Linearizing the hybridizable discontinuous Galerkin method: A linearly scaling operator

TL;DR

This paper introduces a matrix-free, linearly scaling residual evaluation technique for the hybridizable discontinuous Galerkin method, enabling extremely fast solutions on standard CPU cores by combining tensor-product bases, a specific penalty parameter, and a face-wise preconditioner.

Contribution

It presents a novel, linearly scaling operator for the HDG method that significantly improves computational efficiency using tensor-product bases and a specialized preconditioner.

Findings

Achieves solutions in 1 microsecond per unknown on a single CPU core.

Demonstrates linear scaling of iteration time with degrees of freedom.

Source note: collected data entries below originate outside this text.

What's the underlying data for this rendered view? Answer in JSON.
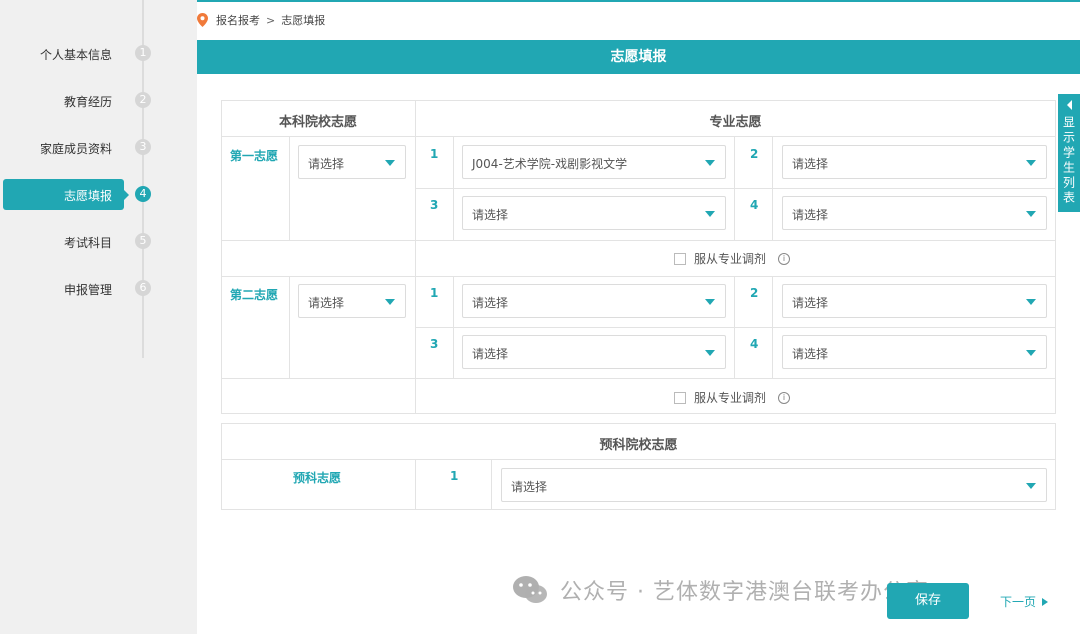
{
  "sidebar": {
    "items": [
      {
        "label": "个人基本信息",
        "num": "1"
      },
      {
        "label": "教育经历",
        "num": "2"
      },
      {
        "label": "家庭成员资料",
        "num": "3"
      },
      {
        "label": "志愿填报",
        "num": "4",
        "active": true
      },
      {
        "label": "考试科目",
        "num": "5"
      },
      {
        "label": "申报管理",
        "num": "6"
      }
    ]
  },
  "breadcrumb": {
    "parent": "报名报考",
    "sep": ">",
    "current": "志愿填报"
  },
  "header": {
    "title": "志愿填报"
  },
  "drawer": {
    "label": "显示学生列表"
  },
  "undergrad": {
    "college_header": "本科院校志愿",
    "major_header": "专业志愿",
    "choices": [
      {
        "label": "第一志愿",
        "college": "请选择",
        "majors": [
          {
            "idx": "1",
            "value": "J004-艺术学院-戏剧影视文学"
          },
          {
            "idx": "2",
            "value": "请选择"
          },
          {
            "idx": "3",
            "value": "请选择"
          },
          {
            "idx": "4",
            "value": "请选择"
          }
        ],
        "adjust_label": "服从专业调剂"
      },
      {
        "label": "第二志愿",
        "college": "请选择",
        "majors": [
          {
            "idx": "1",
            "value": "请选择"
          },
          {
            "idx": "2",
            "value": "请选择"
          },
          {
            "idx": "3",
            "value": "请选择"
          },
          {
            "idx": "4",
            "value": "请选择"
          }
        ],
        "adjust_label": "服从专业调剂"
      }
    ]
  },
  "prep": {
    "header": "预科院校志愿",
    "label": "预科志愿",
    "idx": "1",
    "value": "请选择"
  },
  "footer": {
    "save": "保存",
    "next": "下一页"
  },
  "watermark": {
    "text": "公众号 · 艺体数字港澳台联考办公室"
  },
  "colors": {
    "accent": "#21a7b3",
    "sidebar_bg": "#f0f0f0"
  }
}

Provides a practical, fast residual evaluation technique for HDG methods.

Abstract

This paper proposes a matrix-free residual evaluation technique for the hybridizable discontinuous Galerkin method requiring a number of operations scaling only linearly with the number of degrees of freedom. The method results from application of tensor-product bases on cuboidal Cartesian elements, a specific choice for the penalty parameter, and the fast diagonalization technique. In combination with a linearly scaling, face-wise preconditioner, a linearly scaling iteration time for a conjugate gradient method is attained. This allows for solutions in 1 $\mu s$ per unknown on one CPU core - a number typically associated with low-order methods.